Destaque especial na Mensagem do Papa para o Dia Mundial dos Pobres para a proposta de “treino diário” para sermos “instrumentos de misericórdia”. “Um treino diário, que parte da consciência de quanto nós próprios, em primeiro lugar, precisamos duma mão estendida em nosso favor”.

A pandemia chegou sem avisar e “apanhou-nos impreparados” – recorda Francisco sublinhando que “este período que estamos a viver colocou em crise muitas certezas. Sentimo-nos mais pobres e mais vulneráveis, porque experimentamos a sensação da limitação e a restrição da liberdade”.

Para Francisco “a perda do emprego, dos afetos mais queridos, como a falta das relações interpessoais habituais, abriu subitamente horizontes que já não estávamos acostumados a observar. As nossas riquezas espirituais e materiais foram postas em questão e descobrimo-nos amedrontados. Fechados no silêncio das nossas casas, descobrimos como é importante a simplicidade e o manter os olhos fixos no essencial. Amadureceu em nós a exigência duma nova fraternidade, capaz de ajuda recíproca e estima mútua”.

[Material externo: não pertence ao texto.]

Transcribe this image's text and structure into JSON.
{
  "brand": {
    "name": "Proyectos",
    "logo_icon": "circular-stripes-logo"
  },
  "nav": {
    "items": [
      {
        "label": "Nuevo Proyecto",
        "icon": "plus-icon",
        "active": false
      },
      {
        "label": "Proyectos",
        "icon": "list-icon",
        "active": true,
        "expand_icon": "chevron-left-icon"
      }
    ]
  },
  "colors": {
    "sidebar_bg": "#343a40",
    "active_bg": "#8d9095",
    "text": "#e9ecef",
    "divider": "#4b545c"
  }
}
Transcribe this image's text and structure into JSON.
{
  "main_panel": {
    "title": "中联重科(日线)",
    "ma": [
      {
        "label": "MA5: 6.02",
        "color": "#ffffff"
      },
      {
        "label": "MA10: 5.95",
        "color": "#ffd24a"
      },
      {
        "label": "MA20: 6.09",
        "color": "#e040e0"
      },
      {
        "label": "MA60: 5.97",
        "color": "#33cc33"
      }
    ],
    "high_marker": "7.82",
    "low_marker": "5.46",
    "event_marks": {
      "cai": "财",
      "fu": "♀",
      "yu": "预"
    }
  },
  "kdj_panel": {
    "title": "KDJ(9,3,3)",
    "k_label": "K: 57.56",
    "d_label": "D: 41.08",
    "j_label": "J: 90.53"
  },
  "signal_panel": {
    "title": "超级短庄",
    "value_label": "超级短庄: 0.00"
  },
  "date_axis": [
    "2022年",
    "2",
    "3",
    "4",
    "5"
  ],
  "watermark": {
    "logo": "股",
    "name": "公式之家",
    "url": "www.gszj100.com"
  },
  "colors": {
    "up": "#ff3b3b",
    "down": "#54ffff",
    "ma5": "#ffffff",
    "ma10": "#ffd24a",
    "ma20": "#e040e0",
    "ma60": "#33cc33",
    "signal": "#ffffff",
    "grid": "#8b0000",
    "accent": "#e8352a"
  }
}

Assim, para o Santo Padre este é “um tempo favorável para voltar a sentir que precisamos uns dos outros, que temos uma responsabilidade para com os outros e o mundo”. Assinalando aquilo que já tinha escrito na Encíclica Laudato Si, sobre o cuidado da casa comum, o Papa reafirma nesta Mensagem que a expressão “estende a tua mão ao pobre” é “um convite à responsabilidade”.

Mãos são instrumentos de justiça e paz

Francisco recorda S. Paulo quando diz: “Pelo amor, fazei-vos servos uns dos outros” e “ama o teu próximo como a ti mesmo”. E reforça a leitura do Livro de Ben-Sirá para salientar que não devemos fugir dos que choram e nem ser preguiçosos em visitar um doente.

A este propósito, o Papa lembra que são muitos os que “não se deixam comover pela pobreza” sendo indiferentes e sem generosidade. O Santo Padre aproveita esta Mensagem para denunciar os que estão sempre prontos a “deslocar somas de dinheiro” para “a riqueza de restritas oligarquias”. Refere também o tráfico de armas e a corrupção sublinhando a existência de uma “globalização da indiferença”.

“Não poderemos ser felizes enquanto estas mãos que semeiam morte não forem transformadas em instrumentos de justiça e paz para o mundo inteiro” – escreve o Papa.

“O objetivo de cada ação nossa só pode ser o amor” – diz o Papa no final da sua Mensagem para o Dia Mundial dos Pobres afirmando que o “amor é partilha, dedicação e serviço”. Francisco exorta os cristãos a viverem com “o estilo dos discípulos de Cristo” pois “um sorriso que partilhamos com o pobre é fonte de amor e permite viver na alegria”.